Danielle Citron, a 2019 MacArthur Fellow, is a professor at Boston University School of Law. Geng Ngarmboonanant is a student at Yale Law School.

Early in the Trump presidency, senior officials pursued an “Extreme Vetting Initiative,” an automated system that would scour social media data to predict whether an immigrant would commit crimes. The project drew fire as soon as it became public: Computer scientists said such a predictive system was impossible, and lawyers said it would not only chill privacy and speech but also could serve as a “digital Muslim ban.” The idea was abandoned.
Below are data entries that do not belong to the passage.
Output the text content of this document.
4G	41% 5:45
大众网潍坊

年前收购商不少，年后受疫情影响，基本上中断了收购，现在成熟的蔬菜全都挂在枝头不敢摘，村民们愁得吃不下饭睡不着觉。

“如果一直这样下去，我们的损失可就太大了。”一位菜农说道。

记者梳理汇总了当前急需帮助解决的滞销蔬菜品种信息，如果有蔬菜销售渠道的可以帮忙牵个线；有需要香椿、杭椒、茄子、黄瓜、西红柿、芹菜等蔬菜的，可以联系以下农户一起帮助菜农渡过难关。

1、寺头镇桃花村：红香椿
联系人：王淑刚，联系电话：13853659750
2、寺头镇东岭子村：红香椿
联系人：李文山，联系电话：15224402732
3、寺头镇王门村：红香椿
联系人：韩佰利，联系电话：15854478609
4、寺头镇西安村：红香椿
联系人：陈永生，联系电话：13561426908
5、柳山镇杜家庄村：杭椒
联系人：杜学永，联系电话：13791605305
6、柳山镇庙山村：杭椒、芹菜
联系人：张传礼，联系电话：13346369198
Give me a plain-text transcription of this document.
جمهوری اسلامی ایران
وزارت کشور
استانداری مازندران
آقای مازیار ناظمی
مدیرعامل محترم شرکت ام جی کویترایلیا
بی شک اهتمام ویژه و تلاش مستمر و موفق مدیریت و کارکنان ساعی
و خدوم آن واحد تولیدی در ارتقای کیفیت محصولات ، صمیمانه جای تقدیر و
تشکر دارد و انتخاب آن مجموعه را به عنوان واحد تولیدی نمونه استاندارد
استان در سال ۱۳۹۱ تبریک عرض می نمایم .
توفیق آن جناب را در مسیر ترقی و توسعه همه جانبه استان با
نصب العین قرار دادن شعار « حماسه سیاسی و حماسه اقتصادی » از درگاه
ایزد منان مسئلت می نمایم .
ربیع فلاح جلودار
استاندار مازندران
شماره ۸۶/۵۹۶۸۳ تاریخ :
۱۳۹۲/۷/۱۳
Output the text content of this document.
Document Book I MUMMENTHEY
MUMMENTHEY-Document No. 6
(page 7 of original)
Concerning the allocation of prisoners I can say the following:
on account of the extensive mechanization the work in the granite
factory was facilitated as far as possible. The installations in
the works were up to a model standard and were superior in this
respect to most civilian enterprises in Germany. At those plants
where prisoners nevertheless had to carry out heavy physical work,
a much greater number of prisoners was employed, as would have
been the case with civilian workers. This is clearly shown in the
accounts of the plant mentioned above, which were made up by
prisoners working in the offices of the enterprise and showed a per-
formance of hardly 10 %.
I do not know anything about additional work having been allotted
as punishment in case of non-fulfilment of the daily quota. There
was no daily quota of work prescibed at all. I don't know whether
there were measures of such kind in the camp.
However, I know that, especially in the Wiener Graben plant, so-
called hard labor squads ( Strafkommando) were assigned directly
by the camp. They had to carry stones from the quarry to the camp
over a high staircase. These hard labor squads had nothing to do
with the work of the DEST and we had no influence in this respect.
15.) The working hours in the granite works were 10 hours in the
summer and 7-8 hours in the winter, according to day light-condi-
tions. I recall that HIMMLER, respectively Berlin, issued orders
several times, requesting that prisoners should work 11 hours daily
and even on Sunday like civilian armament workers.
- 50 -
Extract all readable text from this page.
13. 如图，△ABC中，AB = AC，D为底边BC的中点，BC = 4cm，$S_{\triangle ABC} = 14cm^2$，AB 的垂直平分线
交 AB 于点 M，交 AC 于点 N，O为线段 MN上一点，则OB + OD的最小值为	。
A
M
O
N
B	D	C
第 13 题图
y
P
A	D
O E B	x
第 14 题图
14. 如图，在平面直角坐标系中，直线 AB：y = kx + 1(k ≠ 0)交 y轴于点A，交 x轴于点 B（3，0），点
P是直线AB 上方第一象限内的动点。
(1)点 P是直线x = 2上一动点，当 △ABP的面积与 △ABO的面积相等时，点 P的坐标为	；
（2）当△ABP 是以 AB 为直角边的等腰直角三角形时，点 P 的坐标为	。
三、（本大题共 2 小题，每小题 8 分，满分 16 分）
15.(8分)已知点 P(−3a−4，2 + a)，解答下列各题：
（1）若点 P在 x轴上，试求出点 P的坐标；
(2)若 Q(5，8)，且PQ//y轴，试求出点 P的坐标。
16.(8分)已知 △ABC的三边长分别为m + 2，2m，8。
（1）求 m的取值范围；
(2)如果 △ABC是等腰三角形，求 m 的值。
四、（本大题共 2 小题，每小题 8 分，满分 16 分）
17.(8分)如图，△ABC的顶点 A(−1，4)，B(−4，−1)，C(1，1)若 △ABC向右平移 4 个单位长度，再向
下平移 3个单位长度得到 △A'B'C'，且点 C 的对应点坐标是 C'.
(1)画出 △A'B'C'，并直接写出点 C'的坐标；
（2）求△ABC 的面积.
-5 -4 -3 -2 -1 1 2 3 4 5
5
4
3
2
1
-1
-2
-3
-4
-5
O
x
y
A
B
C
That cautionary tale shows us that public oversight of any expansion of surveillance is crucial, particularly during a national crisis. Last week, Politico reported that presidential adviser Jared Kushner is talking with health technology companies about creating a “national coronavirus surveillance system.” That system would provide a “near real-time view of where patients are seeking treatment and for what, and whether hospitals can accommodate them,” helping the government allocate resources and determine where to reopen the economy. The data collection would purportedly cover 80 percent of the United States. An aide to Kushner pushed back against the Politico article after it was published, calling it “completely false.”

We know that large-scale health monitoring is necessary and shows tremendous promise when accompanied by vigorous oversight. For example, the Centers for Disease Control and Prevention runs the National Syndromic Surveillance Program, a partnership among federal, state and local health departments that securely tracks patient symptoms in emergency departments, providing early warning of public health threats such as flu outbreaks, vaping-related lung disease and opioid abuse.

But a large-scale system hastily built from the ground up in the throes of a crisis, particularly one run directly out of the White House, warrants serious caution. Health data is among the most sensitive information about individuals. It can carry heavy social stigma (think of HIV/AIDS or mental health diagnoses) and reveal intimate preferences, habits and decisions, including those involving pregnancy. Health status should be used only as a method for social control — to restrict physical movements — if the public health payoff is substantial and if the new surveillance system is subject to exacting oversight.

As a first step, the administration must be forthright about its plans. Before amassing enormous reservoirs of personal data, the White House should explain why it plans to build its own system rather than improve the existing CDC surveillance program or, alternatively, help states build up regional monitoring systems. But, so far, the White House has operated in secret. To the best of our knowledge, it has ignored a Freedom of Information Act (FOIA) request made by the Electronic Privacy Information Center and letters seeking details sent from several senators.

The public deserves to know what personal data will be collected, used and shared; how government will ensure that it will not be misused for non-pandemic purposes; how long personal data will be kept; and, crucially, whether the privacy invasion is necessary and proportionate to the benefits.

The White House should not be permitted to proceed unless it can provide evidence that the system will in fact work as advertised. The technology should not become a smokescreen for political decisions, such as potentially prioritizing aid for red states at the expense of blue states. Nor should its algorithms undermine public health measures by using flawed data that can compound inequities. The White House must show how it will protect Americans’ privacy, because computer scientists have found ways to reassemble anonymized data and reveal personally identifiable information.

More than a decade ago, one of us (Citron) wrote an article warning of “reservoirs of danger” — the vast tranches of ultra-sensitive data collected in the Information Age that, in the wrong hands, can lead to serious harms to ordinary people. The disclosure of private information — including health status, preexisting conditions and intimate preferences — can lead to economic harms, such as higher life insurance premiums or even lost employment. Shared with immigration officials, the data could enable targeted deportations. Leaked information could result in stigma or abuse; a movement to publicly identify a “Patient Zero” has already resulted in destructive cyber-harassment.

Current law is probably not up to the task of reining in this project. The Privacy Act of 1974, the main law governing governmental handling of personal data, covers federal agencies but not the Office of the President, and in any case, personal data can be used and shared for “routine uses,” which can justify a breathtaking amount of data sharing. The Health Insurance Portability and Accountability Act of 1996, the core health information law, is also riddled with loopholes. It generally does not apply to newer health technology companies. Experience has shown that the government can access data reservoirs from private companies through coercion or promised benefits.

Public input is crucial right now. Once this system is created, it will be too late. Litigation or FOIA requests after the fact will take months to resolve, and by then, societal norms will have become entrenched.

This is not the time for technology optimism or pessimism. It’s the time for technology realism, with the full understanding that technology’s promise is as only good as those who control it — and that once the pendulum moves in one direction during a crisis, it is difficult to swing it back.